The press release says that they aimed for a ‘comic book’-type layout for the book’s pages and it comes across. Each page is laid out in a shockingly orderly manner. One that’s easy to follow despite being so encumbered with info.
They should know what they’re doing though, given their backgrounds. Bray has crafted tomes like this before. He worked on DK’s Star Wars line, while Cink is a web-host for Marvel Comics itself and expert in all things House of Ideas. As for Sazaklis, he’s just a best selling author, Spider-Man illustrator, and worked with MAD Magazine. You know, no biggie.
Lavishly illustrated in the Marvel style
Being that this is a book about Marvel Comics, you might be wondering about the art. Well, it’s awesome, but as usual with a book like this, it’s not original. Now, I realize that to have original artwork created for this kind of project would be a monumental effort, but I think it’s worth pointing out.
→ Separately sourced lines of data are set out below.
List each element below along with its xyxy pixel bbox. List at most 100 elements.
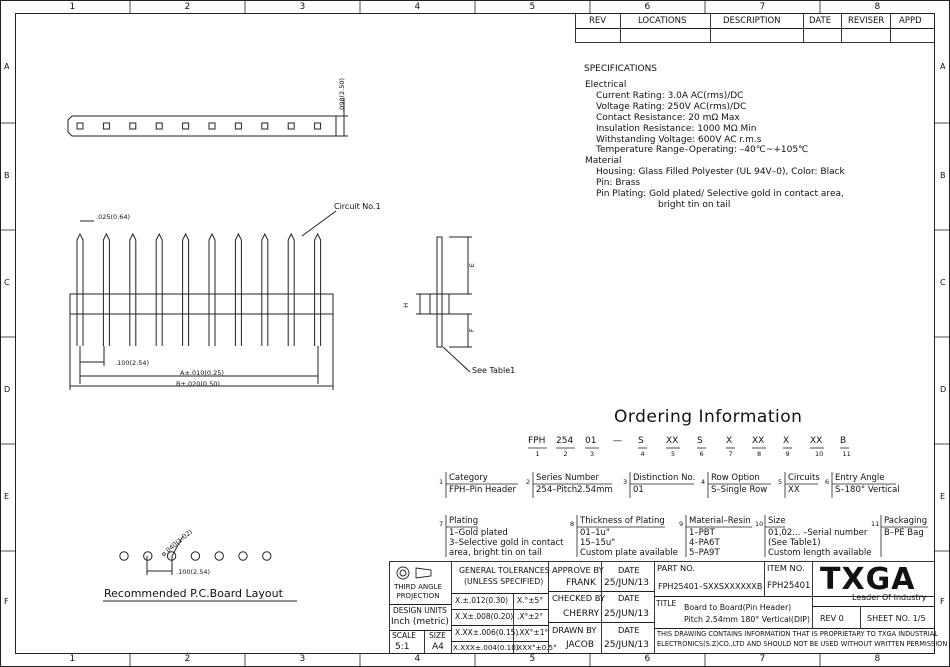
logo-slogan: Leader Of Industry [852, 593, 927, 602]
ordering-cat-line: FPH–Pin Header [449, 485, 516, 495]
size-value: A4 [432, 642, 444, 652]
drawn-label: DRAWN BY [552, 625, 597, 635]
ordering-code-0: FPH [528, 436, 546, 446]
date-value-3: 25/JUN/13 [604, 640, 649, 650]
zone-row-right: F [940, 596, 945, 606]
top-view-strip [67, 98, 348, 137]
zone-col-bottom: 5 [529, 654, 536, 664]
rev-value: REV 0 [820, 614, 844, 623]
pcb-pitch: .100(2.54) [176, 568, 211, 576]
zone-row-left: D [4, 384, 11, 394]
date-value-1: 25/JUN/13 [604, 578, 649, 588]
item-no-label: ITEM NO. [767, 563, 805, 573]
projection-line-1: THIRD ANGLE [394, 583, 442, 591]
ordering-cat-head: Size [768, 516, 786, 526]
pcb-hole [262, 551, 272, 561]
checked-name: CHERRY [563, 609, 600, 619]
size-label: SIZE [429, 631, 446, 640]
item-no-value: FPH25401 [767, 581, 811, 591]
title-block-grid [389, 561, 935, 654]
pcb-hole [143, 551, 153, 561]
pcb-hole [119, 551, 129, 561]
scale-value: 5:1 [395, 642, 410, 652]
dim-a: A±.010(0.25) [180, 369, 224, 377]
front-view [69, 210, 337, 390]
tolerances-head-1: GENERAL TOLERANCES [459, 566, 550, 575]
top-contact-square [182, 122, 190, 130]
reviser-header: REVISER [848, 16, 885, 26]
top-contact-square [102, 122, 110, 130]
side-dim-e: E [467, 263, 476, 268]
approve-label: APPROVE BY [552, 565, 604, 575]
disclaimer-line-2: ELECTRONICS(S.Z)CO.,LTD AND SHOULD NOT B… [657, 640, 948, 648]
ordering-cat-line: 15–15u" [580, 538, 616, 548]
tol-angle-1: .X°±2° [517, 612, 544, 621]
ordering-cat-num: 7 [439, 520, 444, 528]
zone-col-top: 2 [184, 2, 191, 12]
ordering-code-6: S [697, 436, 703, 446]
ordering-code-9: X [783, 436, 790, 446]
part-no-value: FPH25401–SXXSXXXXXXB [658, 582, 763, 591]
ordering-cat-head: Category [449, 473, 488, 483]
dim-pitch: .100(2.54) [115, 359, 150, 367]
ordering-code-7: X [726, 436, 733, 446]
spec-temperature: Temperature Range–Operating: –40℃~+105℃ [596, 145, 809, 155]
top-contact-square [314, 122, 322, 130]
zone-row-right: E [940, 491, 946, 501]
ordering-cat-line: area, bright tin on tail [449, 548, 542, 558]
ordering-index-6: 6 [699, 450, 704, 458]
tol-linear-1: X.X±.008(0.20) [455, 612, 514, 621]
ordering-cat-num: 9 [679, 520, 684, 528]
ordering-cat-line: Custom length available [768, 548, 872, 558]
zone-col-bottom: 6 [644, 654, 651, 664]
ordering-cat-line: 01–1u" [580, 528, 610, 538]
appd-header: APPD [899, 16, 922, 26]
ordering-cat-line: XX [788, 485, 800, 495]
spec-pin: Pin: Brass [596, 178, 641, 188]
ordering-boxes [445, 472, 928, 557]
ordering-code-2: 01 [585, 436, 597, 446]
ordering-cat-line: S–180° Vertical [835, 485, 900, 495]
ordering-index-5: 5 [671, 450, 676, 458]
ordering-cat-num: 11 [871, 520, 880, 528]
ordering-cat-num: 10 [755, 520, 764, 528]
approve-name: FRANK [566, 578, 596, 588]
ordering-index-2: 2 [563, 450, 568, 458]
disclaimer-line-1: THIS DRAWING CONTAINS INFORMATION THAT I… [657, 630, 938, 638]
ordering-cat-line: 1–PBT [689, 528, 715, 538]
ordering-cat-line: B–PE Bag [884, 528, 924, 538]
ordering-cat-line: S–Single Row [711, 485, 768, 495]
top-contact-square [76, 122, 84, 130]
zone-row-left: E [4, 491, 10, 501]
ordering-index-11: 11 [842, 450, 851, 458]
spec-current: Current Rating: 3.0A AC(rms)/DC [596, 91, 744, 101]
spec-contact-resistance: Contact Resistance: 20 mΩ Max [596, 113, 740, 123]
ordering-cat-num: 6 [825, 478, 830, 486]
ordering-code-5: XX [666, 436, 679, 446]
ordering-cat-head: Distinction No. [633, 473, 696, 483]
txga-logo: TXGA [820, 562, 916, 597]
ordering-index-1: 1 [535, 450, 540, 458]
zone-col-top: 7 [759, 2, 766, 12]
zone-col-bottom: 1 [69, 654, 76, 664]
front-pin [287, 232, 295, 346]
ordering-cat-num: 1 [439, 478, 444, 486]
zone-col-bottom: 8 [874, 654, 881, 664]
ordering-index-8: 8 [757, 450, 762, 458]
spec-insulation: Insulation Resistance: 1000 MΩ Min [596, 124, 757, 134]
projection-line-2: PROJECTION [396, 592, 440, 600]
date-label-3: DATE [618, 625, 640, 635]
spec-withstanding: Withstanding Voltage: 600V AC r.m.s [596, 135, 762, 145]
tol-angle-3: .XXX°±0.5° [515, 643, 557, 652]
ordering-cat-head: Plating [449, 516, 479, 526]
ordering-cat-num: 5 [778, 478, 783, 486]
dim-b: B±.020(0.50) [176, 380, 220, 388]
description-header: DESCRIPTION [723, 16, 781, 26]
date-label-2: DATE [618, 593, 640, 603]
zone-row-left: A [4, 62, 10, 71]
front-pin [314, 232, 322, 346]
tol-linear-3: X.XXX±.004(0.10) [453, 643, 519, 652]
ordering-cat-line: Custom plate available [580, 548, 678, 558]
ordering-code-4: S [638, 436, 644, 446]
front-pin [182, 232, 190, 346]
That’s not to say that there isn’t fun to be had in the visuals here though. Quite the opposite actually.
Inside Marvel Absolutely Everything You Need to Know you’ll find work from some of the greatest artists of all time, all laid out next to the facts and blurbs and features that accompany every entry. Again, the book has a nice flow to it, that had to have been hard to pull off.
Even so though, there is one thing that I didn’t really care for. Before each section, there’s no index. Yes, I know I said there was one earlier in the article, but that’s the problem. There’s one index, and it’s at the rear of the book, Table of Contents style. This isn’t the end of the world by any stretch, but it’s a little bit aggravating for something as loaded as this.
If I flip to the Teams section, I want to be able to simply read what teams are in its pages and then head to the one of my choosing. Instead I have to go to the back go the book and look it up alphabetically in one big list. It’s a little annoying. It’s not super-horrible, and it doesn’t ruin the experience, but it’s annoying nonetheless.
Still though, If I had to get that nitpicky to find something wrong with this one, well that should tell you something.